ABC radio Adelaide presenter Ali Clarke, who broke live on the radio after receiving an attack message on the text line of the radio station, has called for people to be aware of the impact their unkind words may have.
Clarke, who described herself as an "ugly barker," said that this morning she had received texts that were "fairly personal" and "offensive."
"Normally I am ok with that, but these have been under my care for whatever reason," she said.
Clarke handed the reading back to colleague David Bevan, but said she could not pretend it did not happen.
"I love my work and it is a privilege to hear from people who do take the time [to get in contact]"Said Clarke.
"It is a privilege to talk to people and I appreciate it when they agree with me and I appreciate it even more when they disagree with me because it is interesting – they see a different point of view for me."
While in the air, Clarke said the texter accused her of a "pathetic interview" and "unbearable listening to the Adelaide public."
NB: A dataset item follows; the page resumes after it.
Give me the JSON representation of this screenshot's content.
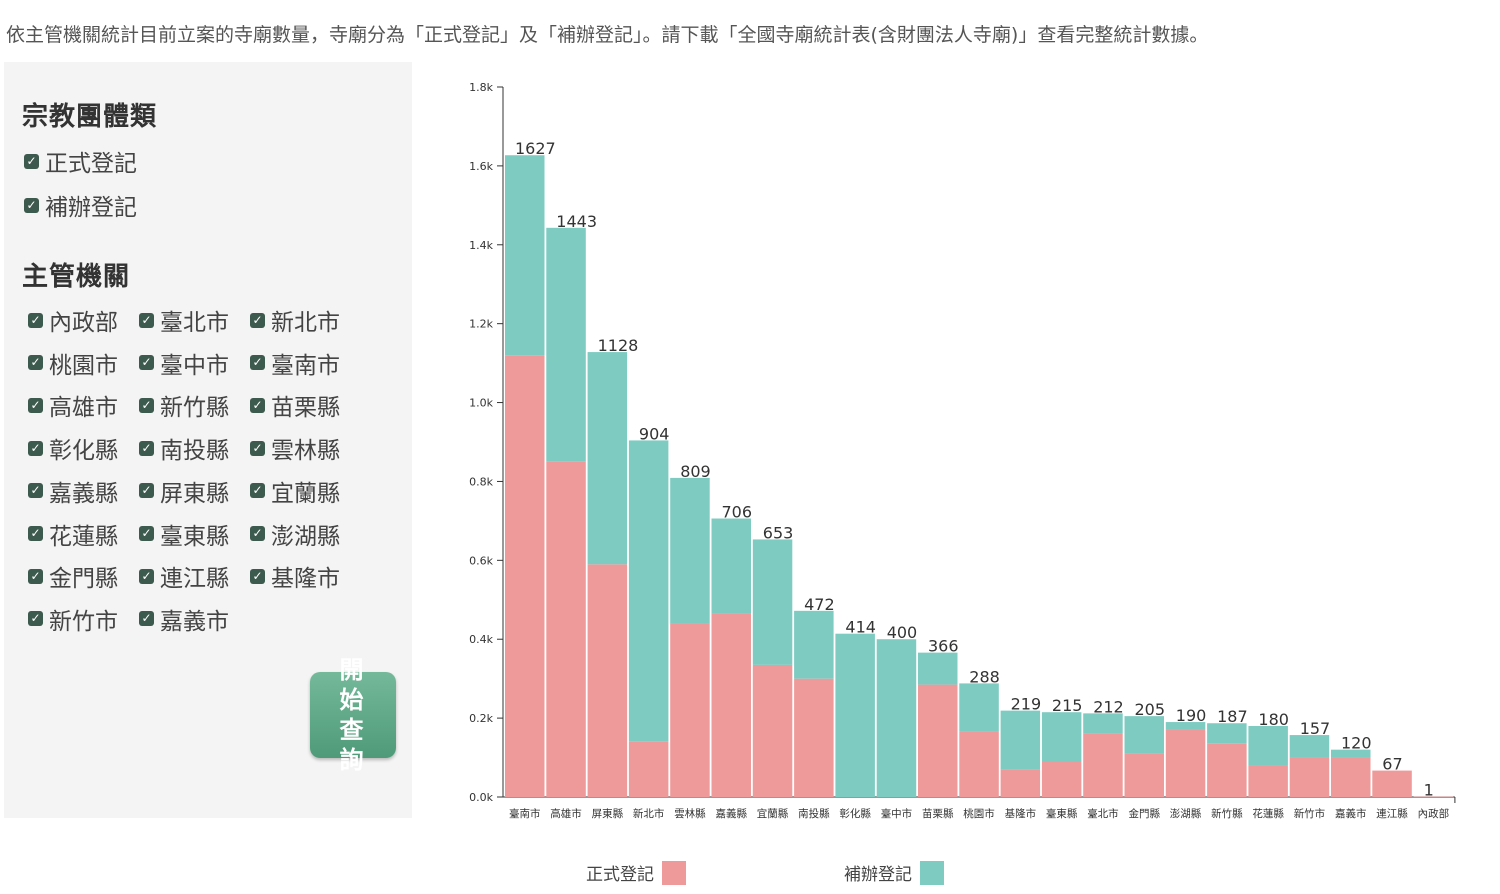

The program included interviews with radio and TV personality Andrew & Cosi & # 39; Costello about his Royal Adelaide Show attraction and a woman who saved Joey from the pouch of a dead kangaroo.
"We do not always get the right things here, but we always try to do our best," she told listeners as they swayed the tears.
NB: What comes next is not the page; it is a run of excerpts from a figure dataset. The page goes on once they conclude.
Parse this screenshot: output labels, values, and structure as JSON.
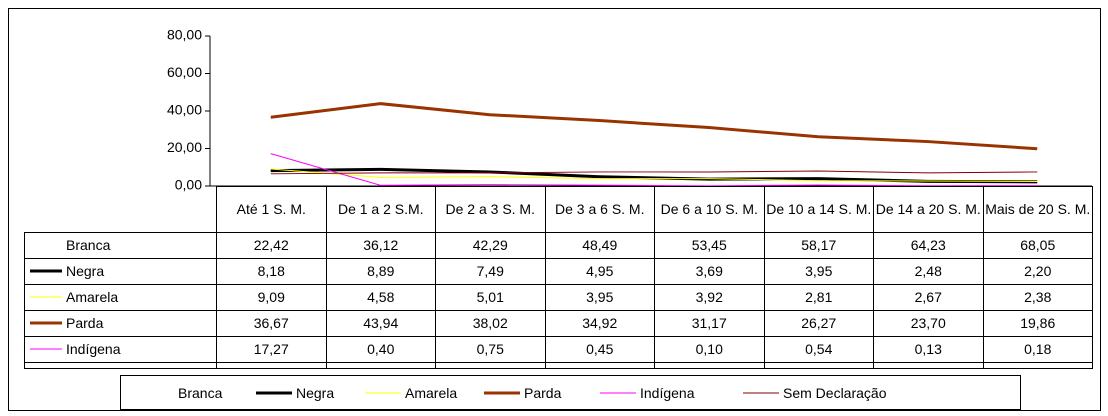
{
  "chart_data": {
    "type": "line",
    "categories": [
      "Até 1 S. M.",
      "De 1 a 2 S.M.",
      "De 2 a 3 S. M.",
      "De 3 a 6 S. M.",
      "De 6 a 10 S. M.",
      "De 10 a 14 S. M.",
      "De 14 a 20 S. M.",
      "Mais de 20 S. M."
    ],
    "ylim": [
      0,
      80
    ],
    "yticks": [
      {
        "value": 0,
        "label": "0,00"
      },
      {
        "value": 20,
        "label": "20,00"
      },
      {
        "value": 40,
        "label": "40,00"
      },
      {
        "value": 60,
        "label": "60,00"
      },
      {
        "value": 80,
        "label": "80,00"
      }
    ],
    "series": [
      {
        "name": "Branca",
        "color": "#ffffff",
        "line_width": 1,
        "values": [
          22.42,
          36.12,
          42.29,
          48.49,
          53.45,
          58.17,
          64.23,
          68.05
        ],
        "value_labels": [
          "22,42",
          "36,12",
          "42,29",
          "48,49",
          "53,45",
          "58,17",
          "64,23",
          "68,05"
        ]
      },
      {
        "name": "Negra",
        "color": "#000000",
        "line_width": 3,
        "values": [
          8.18,
          8.89,
          7.49,
          4.95,
          3.69,
          3.95,
          2.48,
          2.2
        ],
        "value_labels": [
          "8,18",
          "8,89",
          "7,49",
          "4,95",
          "3,69",
          "3,95",
          "2,48",
          "2,20"
        ]
      },
      {
        "name": "Amarela",
        "color": "#ffff00",
        "line_width": 1,
        "values": [
          9.09,
          4.58,
          5.01,
          3.95,
          3.92,
          2.81,
          2.67,
          2.38
        ],
        "value_labels": [
          "9,09",
          "4,58",
          "5,01",
          "3,95",
          "3,92",
          "2,81",
          "2,67",
          "2,38"
        ]
      },
      {
        "name": "Parda",
        "color": "#993300",
        "line_width": 3,
        "values": [
          36.67,
          43.94,
          38.02,
          34.92,
          31.17,
          26.27,
          23.7,
          19.86
        ],
        "value_labels": [
          "36,67",
          "43,94",
          "38,02",
          "34,92",
          "31,17",
          "26,27",
          "23,70",
          "19,86"
        ]
      },
      {
        "name": "Indígena",
        "color": "#ff00ff",
        "line_width": 1,
        "values": [
          17.27,
          0.4,
          0.75,
          0.45,
          0.1,
          0.54,
          0.13,
          0.18
        ],
        "value_labels": [
          "17,27",
          "0,40",
          "0,75",
          "0,45",
          "0,10",
          "0,54",
          "0,13",
          "0,18"
        ]
      },
      {
        "name": "Sem Declaração",
        "color": "#800000",
        "line_width": 1,
        "values": [
          6.5,
          7,
          7,
          7.5,
          7.5,
          8,
          7,
          7.5
        ]
      }
    ]
  }
}
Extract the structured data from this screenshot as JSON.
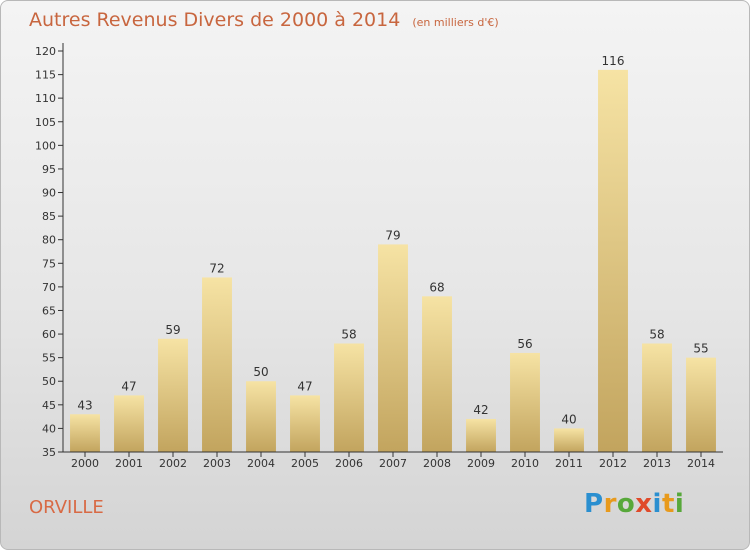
{
  "header": {
    "title": "Autres Revenus Divers de 2000 à 2014",
    "subtitle": "(en milliers d'€)"
  },
  "footer": {
    "town": "ORVILLE",
    "logo": "Proxiti"
  },
  "colors": {
    "title": "#c8663f",
    "town": "#d86a45",
    "bar_top": "#f6e3a4",
    "bar_bottom": "#c2a45e"
  },
  "chart_data": {
    "type": "bar",
    "title": "Autres Revenus Divers de 2000 à 2014",
    "subtitle": "(en milliers d'€)",
    "categories": [
      "2000",
      "2001",
      "2002",
      "2003",
      "2004",
      "2005",
      "2006",
      "2007",
      "2008",
      "2009",
      "2010",
      "2011",
      "2012",
      "2013",
      "2014"
    ],
    "values": [
      43,
      47,
      59,
      72,
      50,
      47,
      58,
      79,
      68,
      42,
      56,
      40,
      116,
      58,
      55
    ],
    "ylim": [
      35,
      120
    ],
    "yticks": [
      35,
      40,
      45,
      50,
      55,
      60,
      65,
      70,
      75,
      80,
      85,
      90,
      95,
      100,
      105,
      110,
      115,
      120
    ],
    "grid": false,
    "xlabel": "",
    "ylabel": ""
  }
}
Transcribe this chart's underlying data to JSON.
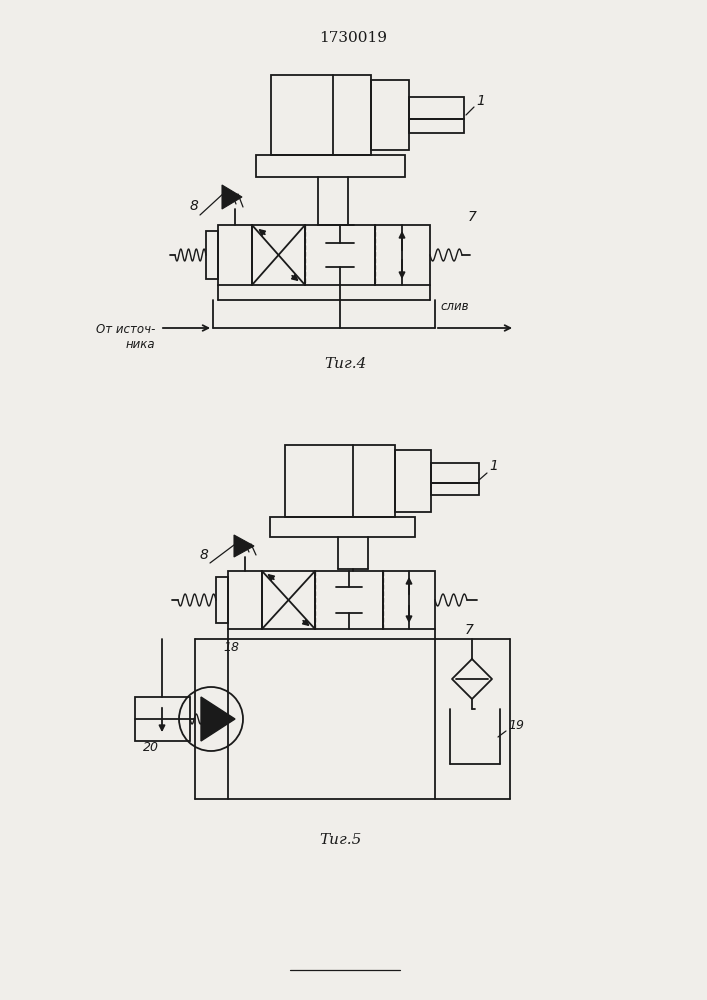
{
  "title": "1730019",
  "fig4_label": "Τиг.4",
  "fig5_label": "Τиг.5",
  "label_1a": "1",
  "label_7a": "7",
  "label_8a": "8",
  "label_1b": "1",
  "label_7b": "7",
  "label_8b": "8",
  "label_18": "18",
  "label_19": "19",
  "label_20": "20",
  "from_source": "От источ-\nника",
  "drain": "слив",
  "line_color": "#1a1a1a",
  "bg_color": "#f0eeea"
}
"And you know we are here with a line of text for us and that's right.
If you or someone you know needs help:
"Sometimes we do interviews and it is handed to us at the last minute, but we do our very best."
She said that while she accepted that the lyrics were part of her life, she hoped for better.
"Part of me is really grumpy that we have to say that, because we can certainly be better than that," Clarke said.
"Of course we can take care of the people a little better and understand what you say has consequences.
"I did not wake up this morning thinking that this was going to happen, but at the end of it all I find it very good how many people are really, very positive and how many people have actually taken the time [to send texts of support]. "
She said that radio presenters were not the only target of anonymous, online criticism, and that the impact could be broad.
"You know that children get such comments through social media," she said.
Humor can help prevent a social media storm
ABC Breakfast TV presenter Virginia Trioli sometimes publishes the feedback she receives on social media.
She said that the messages can sometimes be useful, but when there is a & # 39; heap further & # 39; was, it was important to take some time.
"It is unrealistic to say that you do not engage – involvement is our job as a journalist and sometimes an observation or a critique is useful," she said.
Trioli said she responded to negative feedback depending on "the time and place where you find it".
"We range from generic, mild criticism to the most cruel, tedious and demented attacks," she said.
"It is often cowardice that hides behind a computer and anonymity.
"Sometimes a bit of humor can help by saying" I know size, I think I did not do it today, but I'm doing my best. "
She said that sometimes it was the best solution to imagine that you were the person who wrote the annoying feedback.
"We would never say those things, and that's what you have to hold," she said.
"If you answer your conscience, you do not have to answer anyone else."
Renee Barnes, a senior journalism lecturer at the University of Sunshine Coast, who wrote a book about trolls, fanboys, and peekers, said that online behaviors had to be attuned to the behavior people expect in real life from others.
"We have to consider the online world as the same," she said.
"If you want to create a norm in a community, it must be called by the person involved or by a witness.
"If you shrug your shoulders and say & # 39; well, it's the Internet & # 39 ;, we will continue the problem. & # 39;
Managing director of ABC, Michelle Guthrie, told the staff in an e-mail while public feedback was part of the work "sometimes you have to draw the line".
"Especially with regard to anonymous online attacks or trolls, which unfortunately are an increasingly common dark facet of online exchanges", she wrote.
"Personal abuse, threats and intimidation are unacceptable."